TWO POLICEMEN BRUTALLY BEATEN TO DEAT
H IN KINGS CROSS ALLEY screamed the Herald. MIDNIGHT RAMBLER SLAYINGS CONTINUE. TWO DETECTIVES LATEST VICTIMS howled the Telegraph. The conservative Melbourne Age said TWO SYDNEY DETECTIVES SLAIN IN HUNT FOR MANIAC KILLER and the parochial Brisbane Courier-Mail went for TWO SOUTHERN DETECTIVES SLAIN BY DRUG CRAZED SYDNEY KILLER. CITY IN GRIP OF TERROR.
Davo had made a special early trip to Kings Cross just to get the interstate papers and after seeing all the police cars around he should have been, if not nervous, at least a little apprehensive as he sat in his kitchen reading them over a cup of coffee; instead, he was almost laughing like a drain. It’s hard to tell which one’s the best he thought, as he started cutting them out with a pair of scissors. I think the Courier-Mail’s got my vote somehow. Jesus, you can’t help but like those Queenslanders’ style. He took a sip of coffee and then looked at them again a little more seriously. I think I’ll wait till this afternoon’s papers come out though before I make a final judgement. He finished cutting them out, put them in the drawer with the others and looked at his watch. Oh well, better go down and start training. I’m running late this morning. He finished his coffee, got changed and whistling cheerfully to himself went down to the garage.

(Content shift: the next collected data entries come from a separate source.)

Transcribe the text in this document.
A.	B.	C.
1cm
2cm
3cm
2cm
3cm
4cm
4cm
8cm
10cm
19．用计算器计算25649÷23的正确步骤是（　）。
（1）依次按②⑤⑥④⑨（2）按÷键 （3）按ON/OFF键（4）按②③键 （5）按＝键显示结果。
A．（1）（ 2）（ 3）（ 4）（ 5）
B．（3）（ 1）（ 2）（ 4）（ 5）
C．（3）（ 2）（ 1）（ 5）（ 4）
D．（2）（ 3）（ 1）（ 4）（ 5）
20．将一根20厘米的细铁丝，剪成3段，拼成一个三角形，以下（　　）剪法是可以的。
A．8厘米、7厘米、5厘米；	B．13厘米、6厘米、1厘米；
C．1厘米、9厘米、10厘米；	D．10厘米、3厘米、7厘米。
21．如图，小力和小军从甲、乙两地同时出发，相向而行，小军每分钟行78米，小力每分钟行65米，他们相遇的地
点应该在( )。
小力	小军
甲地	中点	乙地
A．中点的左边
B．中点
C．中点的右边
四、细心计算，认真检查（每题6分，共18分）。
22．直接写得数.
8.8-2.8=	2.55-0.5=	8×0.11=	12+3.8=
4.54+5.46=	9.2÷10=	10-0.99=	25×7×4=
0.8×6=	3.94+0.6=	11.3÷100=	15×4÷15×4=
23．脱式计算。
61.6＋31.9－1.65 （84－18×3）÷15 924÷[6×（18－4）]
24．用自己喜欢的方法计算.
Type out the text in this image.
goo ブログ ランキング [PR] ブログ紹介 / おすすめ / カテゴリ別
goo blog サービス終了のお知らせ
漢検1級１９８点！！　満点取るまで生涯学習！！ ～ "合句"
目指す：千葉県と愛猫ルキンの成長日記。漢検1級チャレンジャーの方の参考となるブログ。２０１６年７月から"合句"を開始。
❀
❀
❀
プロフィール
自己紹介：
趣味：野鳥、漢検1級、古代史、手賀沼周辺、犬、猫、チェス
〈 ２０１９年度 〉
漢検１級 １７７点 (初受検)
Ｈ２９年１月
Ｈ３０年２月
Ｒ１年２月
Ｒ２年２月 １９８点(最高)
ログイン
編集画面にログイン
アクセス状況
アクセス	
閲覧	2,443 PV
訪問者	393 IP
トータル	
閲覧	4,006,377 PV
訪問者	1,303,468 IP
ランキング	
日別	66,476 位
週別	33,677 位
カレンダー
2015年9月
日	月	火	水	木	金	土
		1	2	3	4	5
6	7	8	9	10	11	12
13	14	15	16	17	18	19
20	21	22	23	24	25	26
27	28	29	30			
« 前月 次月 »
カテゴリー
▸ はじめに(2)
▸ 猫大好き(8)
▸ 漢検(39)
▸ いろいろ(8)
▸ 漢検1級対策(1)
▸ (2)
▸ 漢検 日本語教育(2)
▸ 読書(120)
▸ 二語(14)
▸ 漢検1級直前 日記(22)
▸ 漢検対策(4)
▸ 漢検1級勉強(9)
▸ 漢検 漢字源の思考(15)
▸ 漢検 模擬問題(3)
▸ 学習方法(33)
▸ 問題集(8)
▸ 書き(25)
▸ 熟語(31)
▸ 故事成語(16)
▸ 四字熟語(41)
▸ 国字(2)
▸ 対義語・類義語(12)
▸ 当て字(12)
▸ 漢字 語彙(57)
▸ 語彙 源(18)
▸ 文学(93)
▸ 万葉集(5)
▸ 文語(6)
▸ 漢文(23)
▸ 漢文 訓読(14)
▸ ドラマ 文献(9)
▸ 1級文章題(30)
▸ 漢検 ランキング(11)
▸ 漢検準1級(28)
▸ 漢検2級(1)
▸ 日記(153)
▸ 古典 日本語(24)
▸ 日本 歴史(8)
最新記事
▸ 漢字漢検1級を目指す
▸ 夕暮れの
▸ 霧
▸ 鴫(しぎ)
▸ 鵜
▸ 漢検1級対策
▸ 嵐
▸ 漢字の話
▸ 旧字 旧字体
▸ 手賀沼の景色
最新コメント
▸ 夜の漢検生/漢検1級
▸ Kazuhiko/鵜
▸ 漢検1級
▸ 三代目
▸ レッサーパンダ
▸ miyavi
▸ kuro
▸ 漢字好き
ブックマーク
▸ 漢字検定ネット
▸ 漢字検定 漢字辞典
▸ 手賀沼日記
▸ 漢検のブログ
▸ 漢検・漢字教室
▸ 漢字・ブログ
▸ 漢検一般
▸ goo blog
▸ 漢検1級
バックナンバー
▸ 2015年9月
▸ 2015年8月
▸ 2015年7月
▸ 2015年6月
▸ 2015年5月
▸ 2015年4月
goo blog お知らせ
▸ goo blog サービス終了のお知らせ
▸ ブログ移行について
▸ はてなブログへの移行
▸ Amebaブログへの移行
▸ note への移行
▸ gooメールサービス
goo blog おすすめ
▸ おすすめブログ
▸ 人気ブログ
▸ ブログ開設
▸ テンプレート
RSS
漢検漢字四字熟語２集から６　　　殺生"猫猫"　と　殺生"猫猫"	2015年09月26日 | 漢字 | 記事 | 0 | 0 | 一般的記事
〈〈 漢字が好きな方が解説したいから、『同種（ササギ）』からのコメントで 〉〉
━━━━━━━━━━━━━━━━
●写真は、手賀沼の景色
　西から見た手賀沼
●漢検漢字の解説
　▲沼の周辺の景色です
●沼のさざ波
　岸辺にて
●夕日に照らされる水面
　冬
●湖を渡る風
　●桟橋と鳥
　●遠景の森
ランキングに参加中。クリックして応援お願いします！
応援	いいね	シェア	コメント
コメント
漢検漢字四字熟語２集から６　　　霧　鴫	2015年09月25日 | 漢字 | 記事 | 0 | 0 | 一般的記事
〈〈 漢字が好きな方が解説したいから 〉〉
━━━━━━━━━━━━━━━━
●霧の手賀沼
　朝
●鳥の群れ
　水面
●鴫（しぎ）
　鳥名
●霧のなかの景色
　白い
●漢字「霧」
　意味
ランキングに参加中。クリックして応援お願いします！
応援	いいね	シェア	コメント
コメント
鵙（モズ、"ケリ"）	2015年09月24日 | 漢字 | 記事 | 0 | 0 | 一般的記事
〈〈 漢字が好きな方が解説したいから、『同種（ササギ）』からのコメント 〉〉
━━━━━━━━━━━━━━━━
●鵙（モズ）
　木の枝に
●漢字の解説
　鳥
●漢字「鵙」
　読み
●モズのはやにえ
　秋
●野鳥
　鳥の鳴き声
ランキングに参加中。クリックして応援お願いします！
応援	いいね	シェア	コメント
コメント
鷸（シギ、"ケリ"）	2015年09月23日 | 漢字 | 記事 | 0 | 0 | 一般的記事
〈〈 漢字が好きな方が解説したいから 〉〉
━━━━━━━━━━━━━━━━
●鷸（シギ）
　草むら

If Davo was in a light-hearted mood that morning, Detectives Middleton and Blackburn were far from it. Before, the killings had revolved mainly around skinheads and punks, but the slaughter of the two detectives had changed everything. Now it was personal. Detectives Middleton and Blackburn were sitting grim-faced in their car outside the morgue after viewing the bodies of their fellow officers and talking to Dr Joyce. Both were in a state of near-rage, only their professionalism and self-control prevented them from flying off into fits of temper, but they were seething nonetheless.
‘Did you see what was left of George Maroney’s face?’ spat Detective Blackburn, shaking his head as if he still couldn’t quite believe what he’d just seen.
‘Did you know him well, did you, Greg?’ replied Detective Middleton, also shaking his head morosely.